I’ve seen women walk out after finishing their last breast cancer treatment. They’re so excited, and I’ve had fun celebrating with them. I’ve also seen patients who just received rather sad news about their prognosis. I’ve learned empathy, and that has been very moving.

Another great thing about this experience is that I’ve been able to use Spanish in a medical setting. When I was twelve, I decided that I wanted to learn Spanish after being paired with a girl from Columbia in a golf tournament. With the growing Hispanic population in the United States, I knew Spanish would be useful in everyday life. However, I have just recently come to realize how impactful it can be in a medical setting.

My dad is an orthopaedic oncologist, and he has made learning Spanish his passion. Several years ago, he began studying the language on an app. I would wake up for school, and he’d be sitting in his chair, drinking coffee and practicing Spanish. That iPad was always with him. I had to listen to his bad Spanish on long car rides and family vacations, and we all teased him about his new obsession. It wasn’t too long before I realized why learning Spanish was important to him. 

He started coming home, excited like a little kid, telling us stories about being able to have conversations with his Hispanic patients. Even when my dad’s Spanish was choppy and full of mistakes, his patients were touched by his effort. Spanish is just one of the many ways in which my dad forms meaningful relationships with his patients. With some, he may have a conversation about the Memphis Grizzlies. With others, he may ask about their hunting season. Whatever it is, my dad recognizes that, for a lot of patients, going to the doctor can be scary, especially patients with cancer at the oncology clinic.
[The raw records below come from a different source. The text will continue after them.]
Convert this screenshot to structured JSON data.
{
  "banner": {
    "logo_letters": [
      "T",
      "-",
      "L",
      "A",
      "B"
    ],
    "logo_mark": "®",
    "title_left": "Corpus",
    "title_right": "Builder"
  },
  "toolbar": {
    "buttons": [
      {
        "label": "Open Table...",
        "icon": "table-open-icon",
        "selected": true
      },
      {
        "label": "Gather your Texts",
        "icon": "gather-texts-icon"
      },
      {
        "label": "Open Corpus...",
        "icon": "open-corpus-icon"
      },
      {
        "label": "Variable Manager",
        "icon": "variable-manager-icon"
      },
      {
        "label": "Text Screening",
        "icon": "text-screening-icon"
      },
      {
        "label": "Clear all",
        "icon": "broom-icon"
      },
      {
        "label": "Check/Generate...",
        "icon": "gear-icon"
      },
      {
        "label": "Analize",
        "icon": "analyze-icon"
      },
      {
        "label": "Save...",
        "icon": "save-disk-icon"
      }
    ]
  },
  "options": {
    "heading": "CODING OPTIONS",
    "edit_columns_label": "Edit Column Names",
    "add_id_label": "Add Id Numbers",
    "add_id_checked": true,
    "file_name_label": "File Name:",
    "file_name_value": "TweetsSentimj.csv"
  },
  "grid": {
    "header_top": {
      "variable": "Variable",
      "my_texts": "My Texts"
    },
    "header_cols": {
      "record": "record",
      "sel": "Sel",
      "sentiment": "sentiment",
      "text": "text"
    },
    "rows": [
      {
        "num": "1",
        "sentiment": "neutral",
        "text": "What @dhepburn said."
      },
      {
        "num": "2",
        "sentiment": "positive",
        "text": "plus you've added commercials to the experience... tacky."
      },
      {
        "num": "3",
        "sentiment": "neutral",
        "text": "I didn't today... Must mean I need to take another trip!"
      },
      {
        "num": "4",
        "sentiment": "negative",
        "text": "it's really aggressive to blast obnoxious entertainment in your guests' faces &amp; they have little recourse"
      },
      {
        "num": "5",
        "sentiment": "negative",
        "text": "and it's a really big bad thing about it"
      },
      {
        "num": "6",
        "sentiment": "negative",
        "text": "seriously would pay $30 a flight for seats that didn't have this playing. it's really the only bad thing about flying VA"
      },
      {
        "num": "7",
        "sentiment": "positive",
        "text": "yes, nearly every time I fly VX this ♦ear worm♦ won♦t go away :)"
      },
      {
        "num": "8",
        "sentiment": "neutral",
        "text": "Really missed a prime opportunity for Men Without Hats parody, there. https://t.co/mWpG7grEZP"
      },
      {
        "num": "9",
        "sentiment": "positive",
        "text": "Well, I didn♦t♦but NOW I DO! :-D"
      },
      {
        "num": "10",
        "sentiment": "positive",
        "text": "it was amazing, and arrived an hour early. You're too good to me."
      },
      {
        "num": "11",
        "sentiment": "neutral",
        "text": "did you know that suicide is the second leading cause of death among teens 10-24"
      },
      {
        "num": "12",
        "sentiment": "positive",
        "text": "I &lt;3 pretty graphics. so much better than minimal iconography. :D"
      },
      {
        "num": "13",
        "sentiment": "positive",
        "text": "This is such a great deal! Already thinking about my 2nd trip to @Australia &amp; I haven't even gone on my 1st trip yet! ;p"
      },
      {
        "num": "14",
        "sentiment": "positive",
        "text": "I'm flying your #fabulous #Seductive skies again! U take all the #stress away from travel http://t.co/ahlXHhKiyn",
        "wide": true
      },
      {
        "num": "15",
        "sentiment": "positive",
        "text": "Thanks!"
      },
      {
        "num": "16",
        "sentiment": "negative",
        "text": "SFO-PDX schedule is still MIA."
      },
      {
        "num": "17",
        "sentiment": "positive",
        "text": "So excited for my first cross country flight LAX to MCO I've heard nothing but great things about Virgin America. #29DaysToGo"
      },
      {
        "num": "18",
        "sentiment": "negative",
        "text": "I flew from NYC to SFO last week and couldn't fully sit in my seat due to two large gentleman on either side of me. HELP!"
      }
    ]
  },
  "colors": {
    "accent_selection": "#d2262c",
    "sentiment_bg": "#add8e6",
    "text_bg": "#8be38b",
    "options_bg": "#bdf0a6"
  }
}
It’s a really uncertain time in their lives, and they want to be treated as a person, not a statistic. 

I’m really proud of how my dad forms relationships with his patients, and it’s something I want to emulate in my own career. I have continued to develop my understanding of Spanish language and culture. I even took a class entitled “Spanish for the Medical Profession” last spring, which taught me about the differences between the healthcare systems of the United States and Latin American countries. 

While volunteering, I have a lot of fun whenever Spanish-speaking patients arrive. I think they’re pleasantly surprised to hear me speak in their native language. The interaction often goes past the questions about travel and symptoms and turns into a more meaningful conversation.

I feel like I’ve always wanted to be a doctor. When I was five, my dad worked at St. Jude, and  I’d often go round with him to meet all the patients. I’ve been exposed to the medical system for such a long time, and it’s always been a dream of mine to be a part of it. Now, even though my contribution is small compared to that of most healthcare professionals, it’s rewarding to be on the frontlines of this pandemic and to help in the ways that I can. It makes me look forward to being able to do more in the future.

It’s tough right now not to be with my teammates playing golf. Most of our home courses are closed, so practice is sporadic. Staying mentally tough is key. We need to remain focused and continue to work hard through the end of the semester.

Our team knows that we’re all there for each other. We know that we’ll get through to the fall, and we’ll be on the course again before we know it. Even though this year was cut short, we know we have a lot of potential, and we’re excited for next season.

For right now, my advice to all is to stay home. Many models from healthcare professionals show the virus peaking around this week. Stay home if you can, and if you must go out, wear a mask. I feel like a lot of younger people have the mindset that since they’re not the at-risk population, it doesn’t matter. The problem is, however, even if you’re going to be fine, you might spread it to someone who won’t be. 

In the United States, people are forming better habits. It’s definitely an adjustment, but everyone can do the small things: stay at home and avoid contact with other people. We can all play our part in helping.